FIG. 1 is a partial perspective view showing a frameless modeling device included in a casting system according to an embodiment of the present invention. FIG. 2 is a partial plan view showing a frameless modeling device included in a casting system according to an embodiment of the present invention. FIG. 3 is a longitudinal sectional view showing the relationship between a mold and a transmission type phototube for projecting light, a transmission type phototube for receiving light, and a reflection type phototube according to an embodiment of the present invention. FIG. 4 is a partial plan view showing the configuration of a mold system according to an embodiment of the present invention.
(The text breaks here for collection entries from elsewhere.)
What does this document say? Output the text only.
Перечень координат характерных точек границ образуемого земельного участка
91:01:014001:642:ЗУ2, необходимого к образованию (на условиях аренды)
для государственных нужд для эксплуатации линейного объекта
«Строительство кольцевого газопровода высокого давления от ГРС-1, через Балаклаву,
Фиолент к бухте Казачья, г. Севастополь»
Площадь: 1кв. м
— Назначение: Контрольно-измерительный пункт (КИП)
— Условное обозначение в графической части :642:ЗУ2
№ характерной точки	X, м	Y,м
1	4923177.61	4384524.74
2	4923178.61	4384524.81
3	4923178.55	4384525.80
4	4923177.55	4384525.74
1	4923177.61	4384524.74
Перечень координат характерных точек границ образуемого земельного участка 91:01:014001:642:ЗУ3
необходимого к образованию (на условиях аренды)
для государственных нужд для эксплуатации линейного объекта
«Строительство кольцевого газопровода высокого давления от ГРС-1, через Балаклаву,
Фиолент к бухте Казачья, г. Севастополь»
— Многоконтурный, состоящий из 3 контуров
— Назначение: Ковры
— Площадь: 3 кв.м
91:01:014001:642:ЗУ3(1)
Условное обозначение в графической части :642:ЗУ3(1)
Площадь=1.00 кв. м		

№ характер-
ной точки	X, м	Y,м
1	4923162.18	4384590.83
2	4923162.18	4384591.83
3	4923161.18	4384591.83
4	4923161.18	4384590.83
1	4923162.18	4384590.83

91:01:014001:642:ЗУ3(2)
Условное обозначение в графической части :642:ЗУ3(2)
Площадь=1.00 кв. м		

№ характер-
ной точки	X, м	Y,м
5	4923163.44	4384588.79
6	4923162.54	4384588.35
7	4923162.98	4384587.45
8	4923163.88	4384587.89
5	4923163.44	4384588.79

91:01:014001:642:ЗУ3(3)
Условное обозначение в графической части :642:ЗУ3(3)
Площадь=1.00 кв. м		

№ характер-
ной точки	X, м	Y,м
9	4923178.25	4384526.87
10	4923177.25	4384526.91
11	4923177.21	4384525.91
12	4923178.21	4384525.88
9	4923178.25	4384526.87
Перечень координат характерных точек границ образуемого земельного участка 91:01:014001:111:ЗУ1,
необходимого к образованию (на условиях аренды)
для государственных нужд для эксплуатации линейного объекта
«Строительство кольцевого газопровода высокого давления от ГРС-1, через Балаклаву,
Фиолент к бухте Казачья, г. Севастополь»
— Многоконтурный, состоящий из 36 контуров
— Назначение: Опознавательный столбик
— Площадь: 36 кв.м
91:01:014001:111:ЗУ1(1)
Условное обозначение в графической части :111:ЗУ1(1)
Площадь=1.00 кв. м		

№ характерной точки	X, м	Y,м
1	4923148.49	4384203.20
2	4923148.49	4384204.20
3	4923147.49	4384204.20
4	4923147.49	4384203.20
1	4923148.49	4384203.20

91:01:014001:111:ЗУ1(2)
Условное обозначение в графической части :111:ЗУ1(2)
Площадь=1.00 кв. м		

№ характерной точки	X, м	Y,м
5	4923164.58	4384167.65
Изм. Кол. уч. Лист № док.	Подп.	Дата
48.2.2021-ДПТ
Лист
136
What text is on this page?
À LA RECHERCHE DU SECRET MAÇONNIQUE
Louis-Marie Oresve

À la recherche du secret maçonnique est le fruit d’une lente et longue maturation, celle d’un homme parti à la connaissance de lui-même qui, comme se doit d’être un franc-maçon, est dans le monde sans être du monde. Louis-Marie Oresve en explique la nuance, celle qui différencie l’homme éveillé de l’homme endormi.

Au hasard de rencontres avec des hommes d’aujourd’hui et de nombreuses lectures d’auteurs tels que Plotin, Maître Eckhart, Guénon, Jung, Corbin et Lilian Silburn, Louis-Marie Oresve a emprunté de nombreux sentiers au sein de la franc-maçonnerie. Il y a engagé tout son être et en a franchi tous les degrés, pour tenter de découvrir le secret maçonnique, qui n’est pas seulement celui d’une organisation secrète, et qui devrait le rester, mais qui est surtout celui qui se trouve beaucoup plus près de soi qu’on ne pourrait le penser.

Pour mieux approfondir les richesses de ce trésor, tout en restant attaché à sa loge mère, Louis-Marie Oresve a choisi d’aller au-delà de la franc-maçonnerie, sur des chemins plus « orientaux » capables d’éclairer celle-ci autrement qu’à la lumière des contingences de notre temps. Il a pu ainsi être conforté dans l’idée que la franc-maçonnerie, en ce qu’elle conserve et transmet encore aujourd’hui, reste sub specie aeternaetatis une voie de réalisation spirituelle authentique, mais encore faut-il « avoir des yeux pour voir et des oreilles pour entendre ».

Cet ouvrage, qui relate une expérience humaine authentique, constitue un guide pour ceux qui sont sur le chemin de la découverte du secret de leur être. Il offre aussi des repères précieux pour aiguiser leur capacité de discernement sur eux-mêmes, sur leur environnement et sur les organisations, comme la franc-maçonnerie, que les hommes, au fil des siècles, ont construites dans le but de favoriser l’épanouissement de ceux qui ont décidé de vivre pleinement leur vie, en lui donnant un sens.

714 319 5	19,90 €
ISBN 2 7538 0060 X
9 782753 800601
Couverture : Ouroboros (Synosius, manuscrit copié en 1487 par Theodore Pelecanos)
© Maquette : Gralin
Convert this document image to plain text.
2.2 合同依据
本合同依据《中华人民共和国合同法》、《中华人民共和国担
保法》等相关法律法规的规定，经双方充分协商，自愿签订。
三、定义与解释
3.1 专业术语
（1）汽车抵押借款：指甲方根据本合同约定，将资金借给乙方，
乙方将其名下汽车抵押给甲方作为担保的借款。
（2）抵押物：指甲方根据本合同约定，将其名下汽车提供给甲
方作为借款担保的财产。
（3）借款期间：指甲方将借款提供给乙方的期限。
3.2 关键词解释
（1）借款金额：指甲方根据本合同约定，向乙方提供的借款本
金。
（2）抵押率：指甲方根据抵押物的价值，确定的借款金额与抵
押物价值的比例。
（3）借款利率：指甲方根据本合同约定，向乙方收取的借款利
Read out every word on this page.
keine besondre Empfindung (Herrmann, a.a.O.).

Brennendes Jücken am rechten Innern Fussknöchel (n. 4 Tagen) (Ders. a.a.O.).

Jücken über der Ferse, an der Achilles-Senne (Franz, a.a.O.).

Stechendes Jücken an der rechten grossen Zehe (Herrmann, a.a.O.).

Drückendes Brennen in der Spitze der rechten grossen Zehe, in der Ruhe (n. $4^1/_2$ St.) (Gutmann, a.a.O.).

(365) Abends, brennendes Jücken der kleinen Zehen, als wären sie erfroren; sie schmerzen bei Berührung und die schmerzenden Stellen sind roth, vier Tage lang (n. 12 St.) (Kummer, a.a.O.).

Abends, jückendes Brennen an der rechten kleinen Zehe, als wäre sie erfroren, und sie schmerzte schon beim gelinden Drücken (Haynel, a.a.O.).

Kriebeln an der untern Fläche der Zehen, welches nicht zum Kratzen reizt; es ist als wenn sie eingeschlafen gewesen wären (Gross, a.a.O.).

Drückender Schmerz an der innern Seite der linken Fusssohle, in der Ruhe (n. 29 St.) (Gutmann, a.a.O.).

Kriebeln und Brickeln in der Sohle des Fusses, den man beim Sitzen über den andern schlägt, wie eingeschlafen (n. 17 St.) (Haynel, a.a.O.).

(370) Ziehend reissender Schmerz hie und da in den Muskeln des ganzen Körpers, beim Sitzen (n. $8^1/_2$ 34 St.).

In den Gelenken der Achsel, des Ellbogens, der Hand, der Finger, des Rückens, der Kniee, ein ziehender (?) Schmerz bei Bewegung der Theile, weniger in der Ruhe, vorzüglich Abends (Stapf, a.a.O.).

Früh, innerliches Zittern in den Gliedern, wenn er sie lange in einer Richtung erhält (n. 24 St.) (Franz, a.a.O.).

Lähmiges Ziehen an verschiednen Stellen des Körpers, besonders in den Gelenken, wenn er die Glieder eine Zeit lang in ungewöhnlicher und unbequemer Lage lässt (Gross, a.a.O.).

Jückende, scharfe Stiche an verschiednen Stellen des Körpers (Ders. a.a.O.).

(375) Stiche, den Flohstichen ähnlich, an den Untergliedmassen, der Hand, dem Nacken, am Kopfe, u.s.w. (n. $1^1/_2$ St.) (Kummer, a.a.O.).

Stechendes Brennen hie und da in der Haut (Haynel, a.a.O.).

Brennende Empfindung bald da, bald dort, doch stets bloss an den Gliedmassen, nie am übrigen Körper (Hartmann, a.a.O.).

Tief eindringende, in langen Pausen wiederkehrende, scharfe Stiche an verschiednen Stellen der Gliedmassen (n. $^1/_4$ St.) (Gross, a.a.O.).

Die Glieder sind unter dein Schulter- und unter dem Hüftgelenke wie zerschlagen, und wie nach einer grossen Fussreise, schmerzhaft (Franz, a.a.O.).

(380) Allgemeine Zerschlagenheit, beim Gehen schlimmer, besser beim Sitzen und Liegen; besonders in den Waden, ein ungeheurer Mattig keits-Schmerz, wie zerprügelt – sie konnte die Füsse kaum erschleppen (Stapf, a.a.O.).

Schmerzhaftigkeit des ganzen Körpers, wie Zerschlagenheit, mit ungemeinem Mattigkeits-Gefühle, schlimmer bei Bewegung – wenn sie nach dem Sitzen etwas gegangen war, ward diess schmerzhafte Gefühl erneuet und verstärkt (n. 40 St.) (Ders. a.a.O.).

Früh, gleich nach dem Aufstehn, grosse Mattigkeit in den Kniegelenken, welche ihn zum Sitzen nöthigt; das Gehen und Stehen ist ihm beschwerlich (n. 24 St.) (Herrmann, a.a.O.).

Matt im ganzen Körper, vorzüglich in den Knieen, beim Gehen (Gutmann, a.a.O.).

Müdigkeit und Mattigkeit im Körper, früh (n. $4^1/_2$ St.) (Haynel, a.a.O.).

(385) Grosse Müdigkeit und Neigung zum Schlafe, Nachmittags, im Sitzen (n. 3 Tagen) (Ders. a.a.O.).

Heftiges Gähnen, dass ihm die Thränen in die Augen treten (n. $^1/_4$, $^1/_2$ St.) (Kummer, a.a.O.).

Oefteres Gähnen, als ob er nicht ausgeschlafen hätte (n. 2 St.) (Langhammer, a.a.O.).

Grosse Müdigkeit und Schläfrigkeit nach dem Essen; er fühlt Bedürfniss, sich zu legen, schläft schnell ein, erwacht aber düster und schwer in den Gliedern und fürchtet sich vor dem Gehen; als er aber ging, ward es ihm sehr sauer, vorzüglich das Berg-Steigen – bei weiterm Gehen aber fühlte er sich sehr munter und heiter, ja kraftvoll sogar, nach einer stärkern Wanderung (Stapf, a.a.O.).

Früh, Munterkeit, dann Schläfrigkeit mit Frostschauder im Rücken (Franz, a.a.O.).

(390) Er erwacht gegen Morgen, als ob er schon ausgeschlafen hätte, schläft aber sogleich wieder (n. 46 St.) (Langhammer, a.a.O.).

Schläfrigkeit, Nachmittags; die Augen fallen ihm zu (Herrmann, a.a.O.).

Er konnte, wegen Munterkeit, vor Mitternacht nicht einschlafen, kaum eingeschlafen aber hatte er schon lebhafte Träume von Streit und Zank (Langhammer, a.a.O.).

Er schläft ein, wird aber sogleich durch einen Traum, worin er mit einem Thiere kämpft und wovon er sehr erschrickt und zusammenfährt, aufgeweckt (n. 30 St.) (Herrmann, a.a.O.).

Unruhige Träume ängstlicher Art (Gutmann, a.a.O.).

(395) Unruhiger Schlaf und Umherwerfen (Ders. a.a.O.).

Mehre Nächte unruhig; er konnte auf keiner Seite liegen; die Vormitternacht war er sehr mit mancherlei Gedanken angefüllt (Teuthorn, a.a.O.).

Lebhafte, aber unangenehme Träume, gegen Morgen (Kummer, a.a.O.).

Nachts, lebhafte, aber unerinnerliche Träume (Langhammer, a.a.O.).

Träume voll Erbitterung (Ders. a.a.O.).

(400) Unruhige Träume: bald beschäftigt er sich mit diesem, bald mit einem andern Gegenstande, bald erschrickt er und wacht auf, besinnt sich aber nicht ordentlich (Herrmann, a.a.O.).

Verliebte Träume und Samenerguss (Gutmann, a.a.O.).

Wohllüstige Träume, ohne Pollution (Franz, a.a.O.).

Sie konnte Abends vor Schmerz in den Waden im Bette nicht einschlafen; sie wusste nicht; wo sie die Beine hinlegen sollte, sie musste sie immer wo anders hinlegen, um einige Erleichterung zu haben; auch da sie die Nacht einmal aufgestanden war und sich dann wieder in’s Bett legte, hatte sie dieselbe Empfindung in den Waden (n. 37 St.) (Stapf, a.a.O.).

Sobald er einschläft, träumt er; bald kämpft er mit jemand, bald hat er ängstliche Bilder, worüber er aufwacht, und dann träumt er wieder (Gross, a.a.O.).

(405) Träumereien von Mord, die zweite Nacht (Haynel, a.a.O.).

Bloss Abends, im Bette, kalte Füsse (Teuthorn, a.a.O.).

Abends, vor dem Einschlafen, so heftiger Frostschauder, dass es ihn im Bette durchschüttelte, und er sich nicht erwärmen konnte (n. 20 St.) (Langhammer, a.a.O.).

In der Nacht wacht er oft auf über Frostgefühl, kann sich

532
FIG. 5 is a block diagram showing a circuit configuration centered on a control system used in a casting system according to an embodiment of the present invention. 51: Frameless modeling device 53: Mold transport device 57: Automatic pouring device 201: Guide mechanism 203: Busher 207a: First mold 207b: Second mold 209: First pulse encoder Bl: Transmissive type for light projection Phototube 81': Transmissive phototube for light reception B2 Dual reflection phototube M: Mold

Claims (1)

[Claims] 1) A molding device that forms molds and sequentially sends them out, a conveyance device that receives a group of molds sent out from the molding device and intermittently conveys them, and a mold that has been conveyed by the conveyance device. In a casting system equipped with an automatic pouring device that sequentially pours metal into each mold forming the mold group,
The modeling device includes a guide mechanism extending substantially linearly;
a mold delivery mechanism formed to be able to reciprocate within the guide mechanism; a positioning member that is movable in and out of a predetermined position within the guide mechanism and forms a mold in cooperation with the mold delivery mechanism; and the mold. a mold delivery mechanism movement amount detection means that outputs an electric signal according to the movement amount of the delivery mechanism, and detects an arbitrary detection position downstream of the positioning member of the guide mechanism in the mold delivery direction. a mold end face detection means that outputs a predetermined detection signal when the downstream end face of the mold delivery direction passes through the detection position; and a mold end face detection means that outputs a predetermined detection signal when the downstream end face of the mold delivery direction of the mold delivery mechanism passes the detection position. and a mold delivery mechanism end face detection means for detecting the mold delivery mechanism, during a period from when the mold end face detection means outputs a predetermined detection signal to when the mold delivery mechanism end face detection means outputs the predetermined detection signal. A count value of the electric signal outputted from the mechanism movement amount detection means is obtained, and based on the count value, the frame thickness of each of the formed molds is detected, and the automatic pouring device is driven to perform pouring. A casting system characterized by the following. 2) The mold end surface detection means is constituted by a transmission type phototube for light emission and a transmission type phototube for light reception, which are arranged opposite to each other via the guide mechanism at the position of the guide mechanism. 2. The casting system according to claim 1, wherein said mold delivery mechanism end face detection means is a reflective phototube disposed substantially directly above said transmission phototube for projecting light. 3) The mold delivery mechanism includes a pusher driven by pressure or the like and a mold integrally attached to the pusher, and the mold delivery mechanism end face detection means includes:
The casting system according to claim 1 or 2, wherein a predetermined detection signal is output when the downstream end face of the mold in the mold delivery direction is detected. 4) According to any one of claims 1 to 3, wherein the mold delivery mechanism movement amount detection means is a pulse encoder that is wound around the chain mechanism and rotated by the chain mechanism. Casting system described.